Dont jokes
Why are Black women dating white men?
So their kids don’t have to worry about not meeting their father.
I don’t understand why Christians are so against body piercings. Didn’t Jesus have four?
What’s the difference between dark jokes and cotton?
Some people don’t pick it.
Why can’t orphans have phones?
Because it has a home button.
Why don’t orphans play baseball?
Because they can’t get a home run.
If at first you don't succeed, blame it on the patriarchy.
I once saw a one-handed man in a second-hand store. I told him, “I don’t think they have what you’re looking for, sir.”
I don't get why bakers aren't wealthier. They make so much dough.
I don’t like to make jokes around dwarfs.
Simply because they look up to me.
What do orgasms and impulses have in common?

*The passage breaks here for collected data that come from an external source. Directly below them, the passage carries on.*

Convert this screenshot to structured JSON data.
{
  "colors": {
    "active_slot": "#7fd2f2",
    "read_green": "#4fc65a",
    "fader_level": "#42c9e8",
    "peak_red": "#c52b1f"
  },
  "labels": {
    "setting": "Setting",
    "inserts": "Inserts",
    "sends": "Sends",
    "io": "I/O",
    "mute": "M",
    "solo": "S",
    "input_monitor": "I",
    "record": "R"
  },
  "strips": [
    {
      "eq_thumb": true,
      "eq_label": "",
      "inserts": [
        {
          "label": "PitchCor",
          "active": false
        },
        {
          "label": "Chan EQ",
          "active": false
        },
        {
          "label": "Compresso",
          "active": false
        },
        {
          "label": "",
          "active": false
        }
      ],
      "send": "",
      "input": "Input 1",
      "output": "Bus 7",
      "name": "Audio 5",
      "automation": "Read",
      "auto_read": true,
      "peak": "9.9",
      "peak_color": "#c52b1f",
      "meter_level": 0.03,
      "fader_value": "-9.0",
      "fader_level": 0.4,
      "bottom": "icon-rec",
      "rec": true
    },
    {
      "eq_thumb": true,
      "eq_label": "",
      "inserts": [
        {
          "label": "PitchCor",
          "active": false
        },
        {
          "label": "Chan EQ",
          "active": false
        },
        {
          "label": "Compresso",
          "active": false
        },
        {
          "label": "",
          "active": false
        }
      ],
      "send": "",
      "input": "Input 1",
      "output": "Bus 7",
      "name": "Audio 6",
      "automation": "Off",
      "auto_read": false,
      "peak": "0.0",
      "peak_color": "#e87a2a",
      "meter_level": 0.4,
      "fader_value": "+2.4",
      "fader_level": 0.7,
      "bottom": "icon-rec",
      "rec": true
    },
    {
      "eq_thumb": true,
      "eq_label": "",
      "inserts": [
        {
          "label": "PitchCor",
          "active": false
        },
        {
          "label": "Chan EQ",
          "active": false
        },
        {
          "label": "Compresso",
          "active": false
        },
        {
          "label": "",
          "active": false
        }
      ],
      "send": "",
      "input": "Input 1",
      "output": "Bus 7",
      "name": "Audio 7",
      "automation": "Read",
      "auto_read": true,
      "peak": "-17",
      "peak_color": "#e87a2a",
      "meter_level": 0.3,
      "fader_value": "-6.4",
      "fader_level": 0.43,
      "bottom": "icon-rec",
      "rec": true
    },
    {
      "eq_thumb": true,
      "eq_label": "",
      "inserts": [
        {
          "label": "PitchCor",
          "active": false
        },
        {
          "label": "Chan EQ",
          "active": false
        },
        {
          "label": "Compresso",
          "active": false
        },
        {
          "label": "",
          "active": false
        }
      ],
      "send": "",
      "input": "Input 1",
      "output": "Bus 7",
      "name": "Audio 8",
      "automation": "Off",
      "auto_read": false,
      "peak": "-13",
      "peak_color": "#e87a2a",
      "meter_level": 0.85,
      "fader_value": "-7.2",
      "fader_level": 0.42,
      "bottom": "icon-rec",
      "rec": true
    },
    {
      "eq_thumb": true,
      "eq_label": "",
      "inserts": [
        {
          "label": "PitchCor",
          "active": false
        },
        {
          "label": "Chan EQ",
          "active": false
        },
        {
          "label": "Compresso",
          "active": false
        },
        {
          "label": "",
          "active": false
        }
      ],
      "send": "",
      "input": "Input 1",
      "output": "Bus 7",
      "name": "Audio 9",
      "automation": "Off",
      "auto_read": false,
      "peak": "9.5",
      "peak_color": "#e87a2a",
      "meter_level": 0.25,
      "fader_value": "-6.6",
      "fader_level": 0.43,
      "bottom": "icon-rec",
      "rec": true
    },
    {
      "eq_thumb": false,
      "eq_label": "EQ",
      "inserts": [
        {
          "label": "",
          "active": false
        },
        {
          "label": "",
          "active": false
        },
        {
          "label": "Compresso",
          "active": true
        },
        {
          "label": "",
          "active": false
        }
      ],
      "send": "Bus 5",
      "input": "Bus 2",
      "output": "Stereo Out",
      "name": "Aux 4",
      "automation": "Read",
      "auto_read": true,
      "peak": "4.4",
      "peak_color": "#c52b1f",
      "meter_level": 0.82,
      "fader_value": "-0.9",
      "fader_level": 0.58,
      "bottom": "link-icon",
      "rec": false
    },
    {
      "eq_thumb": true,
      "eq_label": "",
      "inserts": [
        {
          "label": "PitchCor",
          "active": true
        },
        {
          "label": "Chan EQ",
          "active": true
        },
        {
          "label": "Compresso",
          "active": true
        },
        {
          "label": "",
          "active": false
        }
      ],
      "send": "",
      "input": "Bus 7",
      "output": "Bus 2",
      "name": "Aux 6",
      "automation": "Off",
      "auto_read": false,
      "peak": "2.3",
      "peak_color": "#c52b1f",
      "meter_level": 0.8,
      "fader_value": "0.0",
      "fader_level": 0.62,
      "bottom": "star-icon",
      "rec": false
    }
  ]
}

I don’t care if they have either of them.
Why are orphans so bad at poker?
They don’t know what a full house looks like.
I don't understand why people get offended by incest jokes; they're so family friendly.
Why don't you have a life?
Because you're ugly.
Don’t have a bike? You can mount me instead.
Why don’t some couples go to the gym?
Because some relationships don’t work out.
Why don’t coffins have Wi-Fi?
Because they don’t want people to be so ‘connected’ while they’re trying to rest in peace.
I really used to be into emo chicks. Now they just don't make the cut.
Q: What is the difference between two bottles of Whiskey and 2 pretty feminist girls?
A: You don't leave the bottles in the cold and dark forest after you and your 9 friends are finished with them.
You gotta give it to JD Vance. He is consistent; he is Putin his dick where it don't belong!
Well, somebody has to cushion the blow.
I don’t have a carbon footprint. I just drive everywhere.
Two Italian men get on a bus.
They sit down and engage in an animated conversation. They speak with an Italian accent.
The lady sitting behind them ignores them at first, but her attention is galvanized when she hears one of the men say the following:
"Emma come first.
Den I come.
Den two asses come together.
I come once-a-more.
Two asses, they come together again.
I come again and pee twice.
Then I come one lasta time."
"You foul-mouthed swine," retorted the lady indignantly. "In this country we don't talk about our sex lives in public!"
"Hey, coola down lady," said the man. "Who talkin' abouta sexa? I'm a justa tellin' my frienda how to spella 'Mississippi'."